Published online by Cambridge University Press: 25 June 2025
The recent discovery that there is a tight polyhedral immersion of the projective plane with one handle, while there is no smooth tight immersion of the same surface, provides a rare example in low dimensions of a significant difference between smooth and polyhedral surfaces. In this paper the author shows that the obstruction to smoothing the polyhedral model is not local in nature, and describes some of the ways in which the proof of the nonexistence of the smooth tight surface does not carry over to the polyhedral case.
1. Introduction
A longstanding open problem in the study of tight surfaces centered around a question posed by Nicolaas Kuiper [1961] asking whether the surface with Euler characteristic —1 (a real projective plane with one handle) could be tightly immersed in three-space. Kuiper had established that all other surfaces admitted tight immersions in space except for the Klein bottle and the real projective plane, which do not. More than thirty years passed before Frangois Haab [1992] proved that, for smooth surfaces, no such immersion exists.
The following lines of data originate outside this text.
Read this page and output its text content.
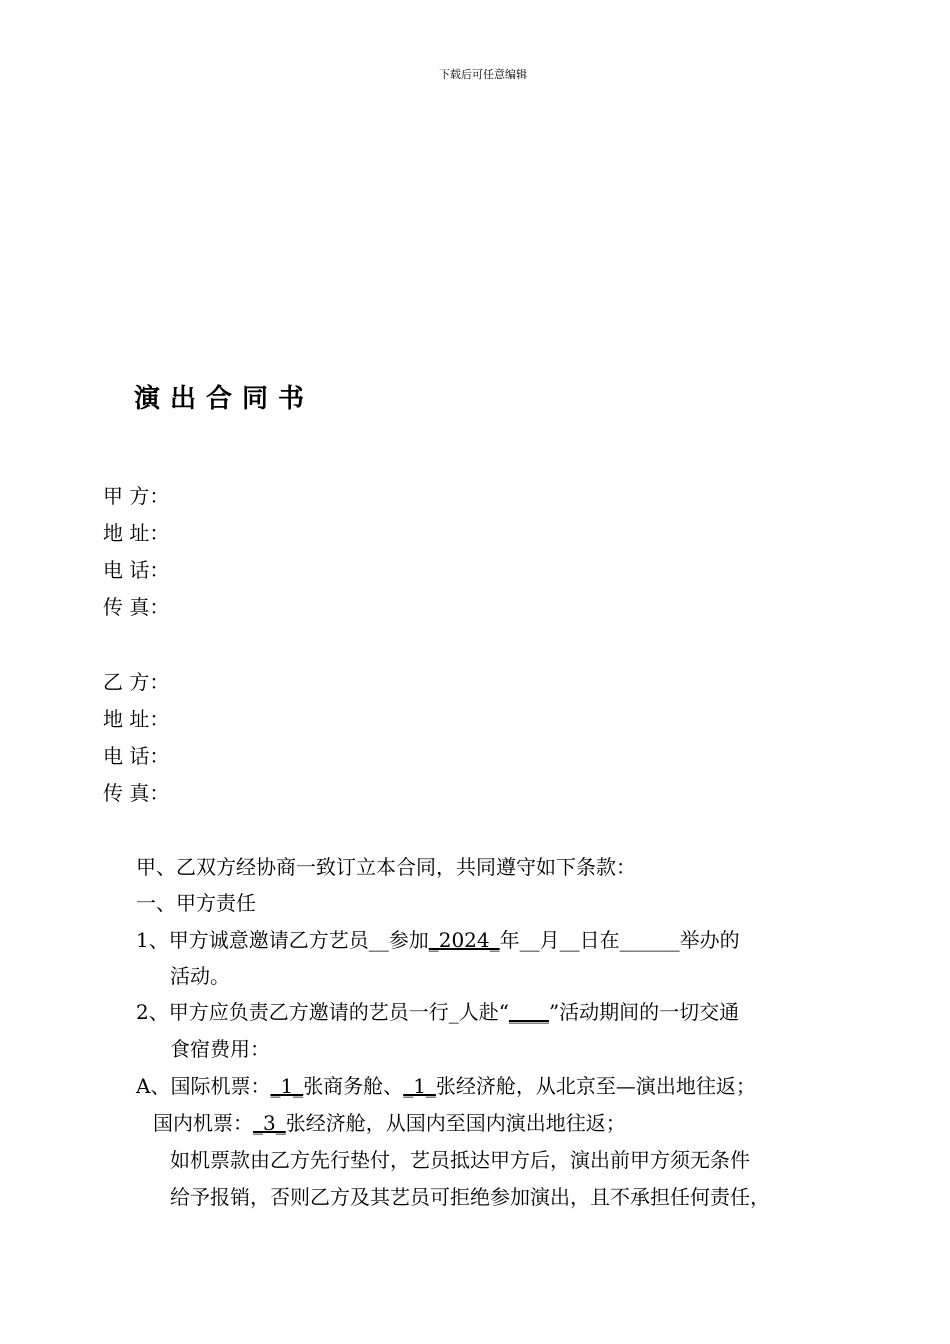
下载后可任意编辑
演出合同书
甲 方：
地 址：
电 话：
传 真：
乙 方：
地 址：
电 话：
传 真：
甲、乙双方经协商一致订立本合同，共同遵守如下条款：
一、甲方责任
1、甲方诚意邀请乙方艺员__参加_2024_年__月__日在______举办的
活动。
2、甲方应负责乙方邀请的艺员一行_人赴“____”活动期间的一切交通
食宿费用：
A、国际机票：_1_张商务舱、_1_张经济舱，从北京至—演出地往返；
国内机票：_3_张经济舱，从国内至国内演出地往返；
如机票款由乙方先行垫付，艺员抵达甲方后，演出前甲方须无条件
给予报销，否则乙方及其艺员可拒绝参加演出，且不承担任何责任，
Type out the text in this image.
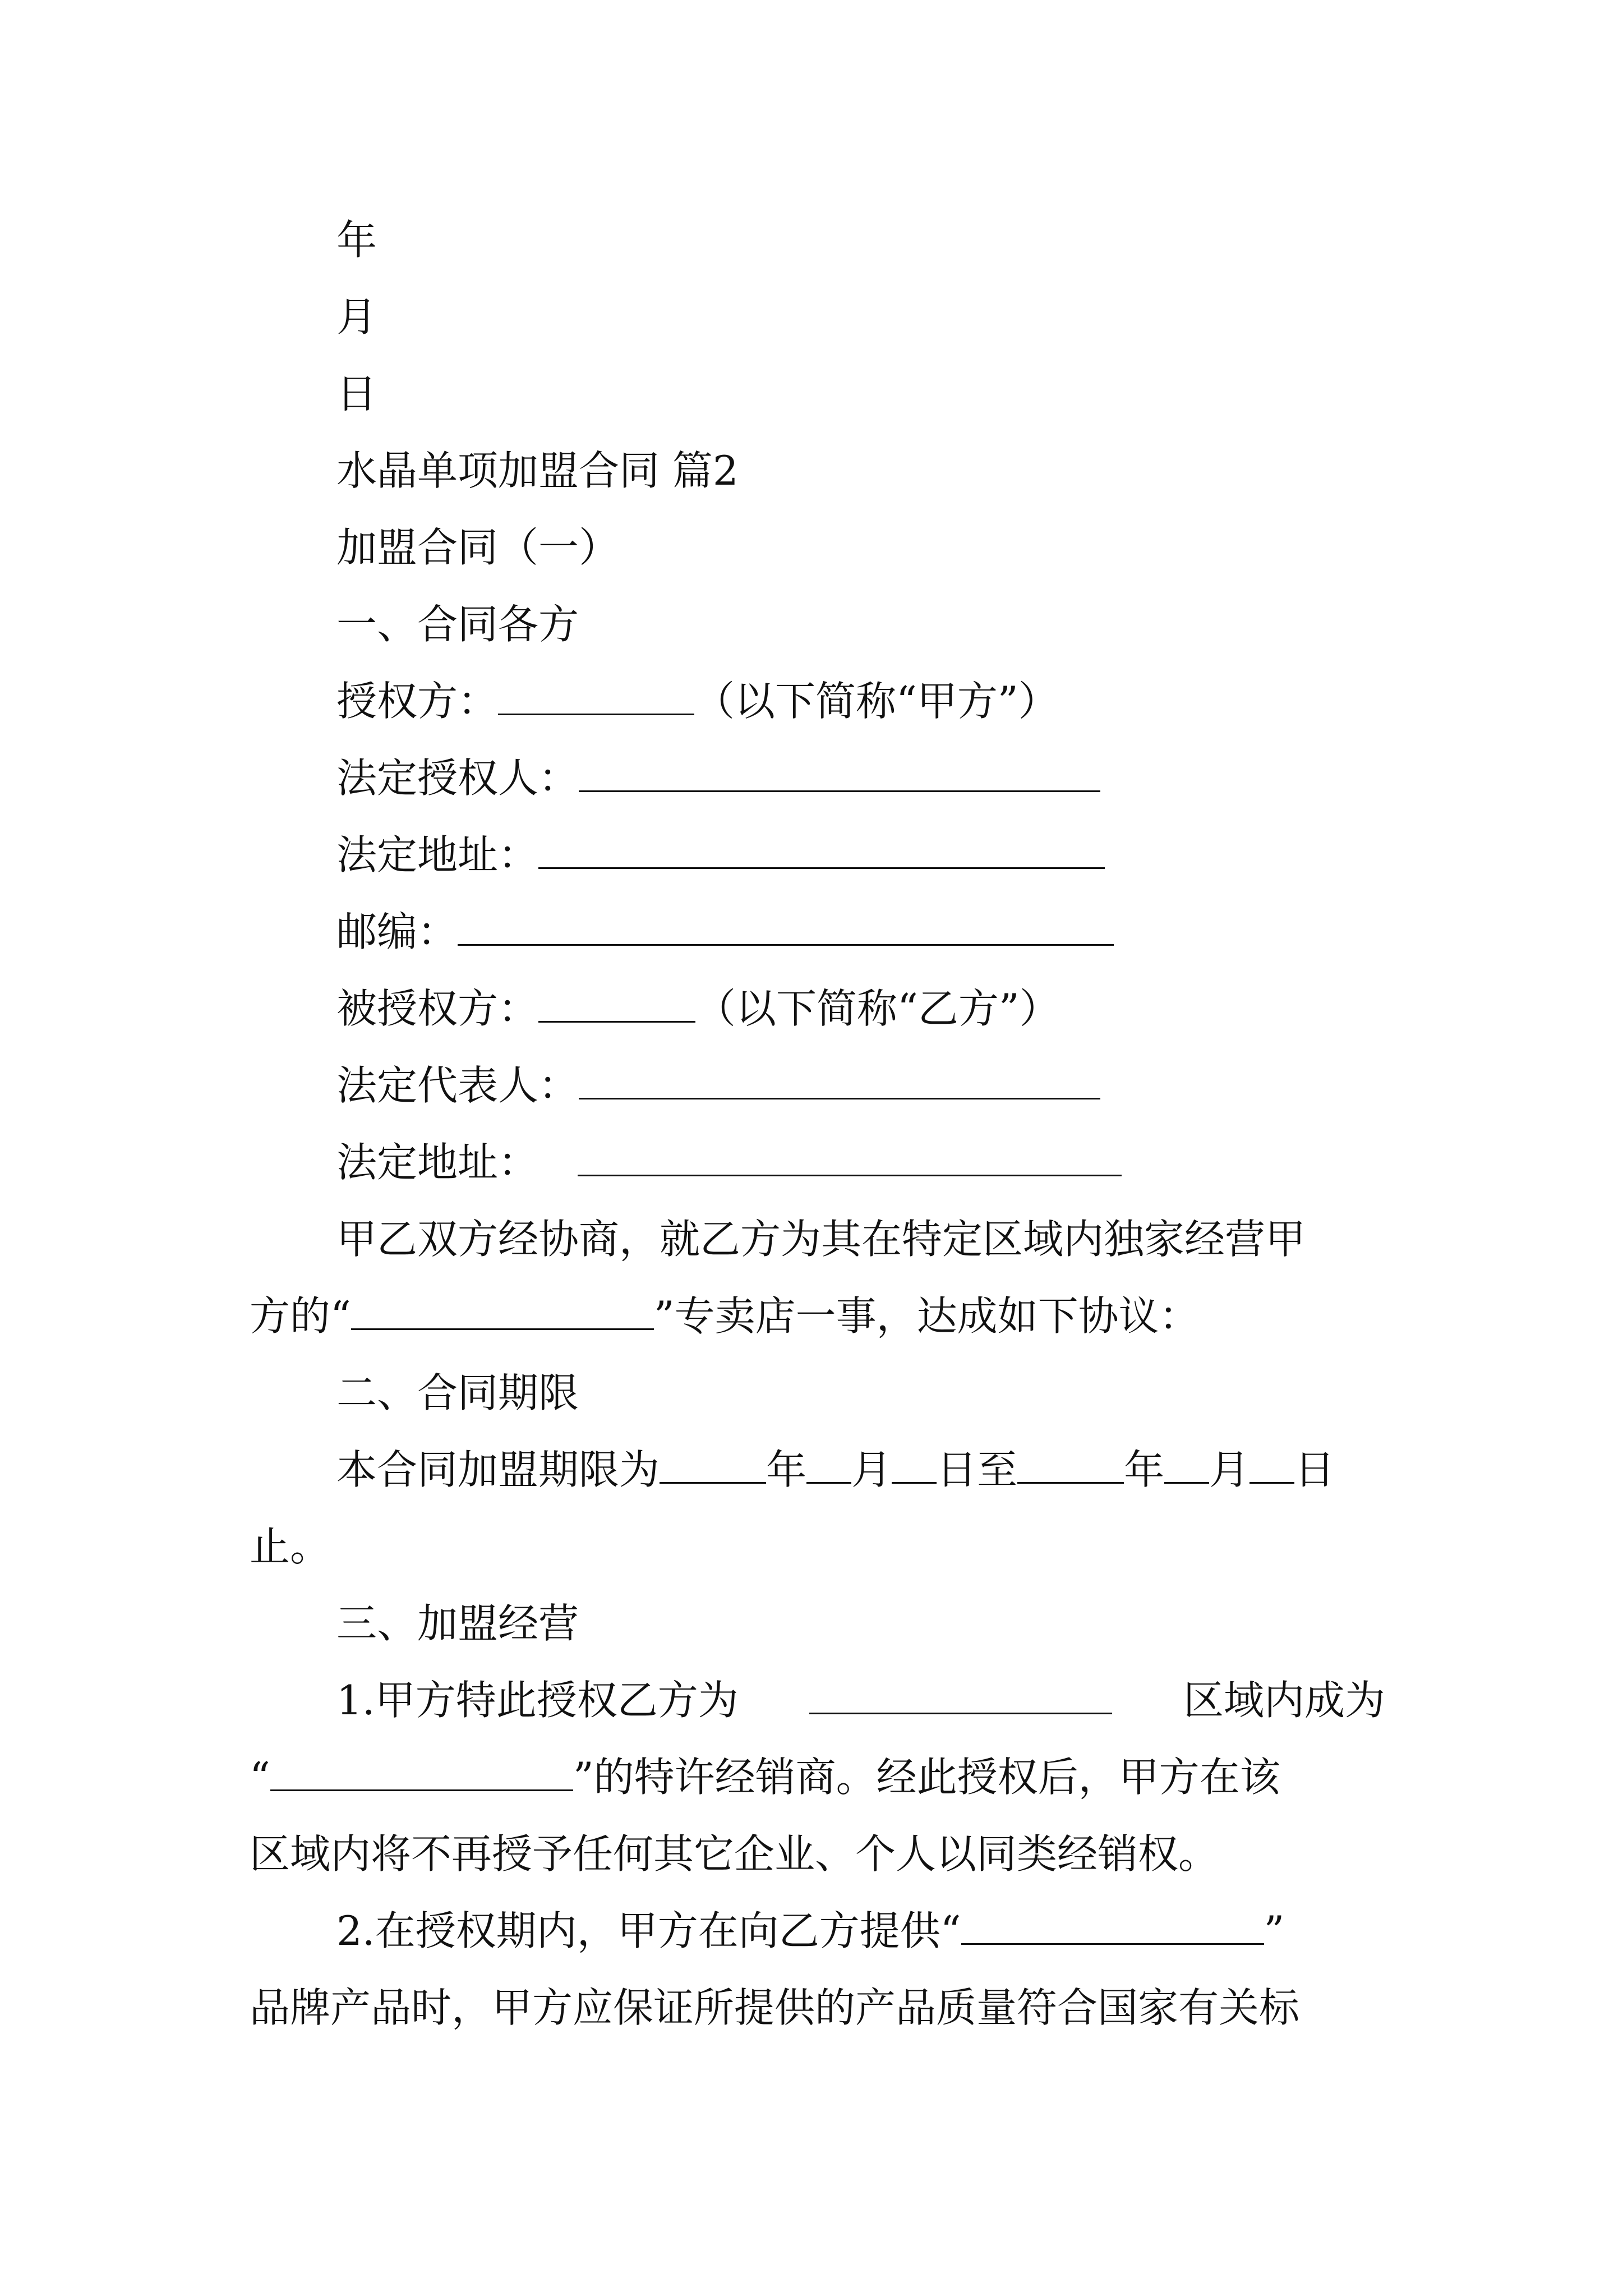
年
月
日
水晶单项加盟合同 篇2
加盟合同（一）
一、合同各方
授权方：	（以下简称“甲方”）
法定授权人：
法定地址：
邮编：
被授权方：	（以下简称“乙方”）
法定代表人：
法定地址：
甲乙双方经协商，就乙方为其在特定区域内独家经营甲
方的“	”专卖店一事，达成如下协议：
二、合同期限
本合同加盟期限为	年 月 日至	年 月 日
止。
三、加盟经营
1.甲方特此授权乙方为	区域内成为
“	”的特许经销商。经此授权后，甲方在该
区域内将不再授予任何其它企业、个人以同类经销权。
2.在授权期内，甲方在向乙方提供“	”
品牌产品时，甲方应保证所提供的产品质量符合国家有关标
In light of this result and the failure of the attempts to find a polyhedral counterexample, it seemed only a matter of time before a corresponding proof would be found for the polyhedral case as well. Surprisingly, a polyhedral tight immersion of this surface does exist, as shown recently in [Cervone 1994]. Although the smooth and polyhedral theories differ substantially for surfaces in high-dimensional spaces, they correspond quite closely in low dimensions; the case of the real projective plane with one handle is important in that it represents one of only a handful of low-dimensional examples where the theories differ in a significant way (see Section 3).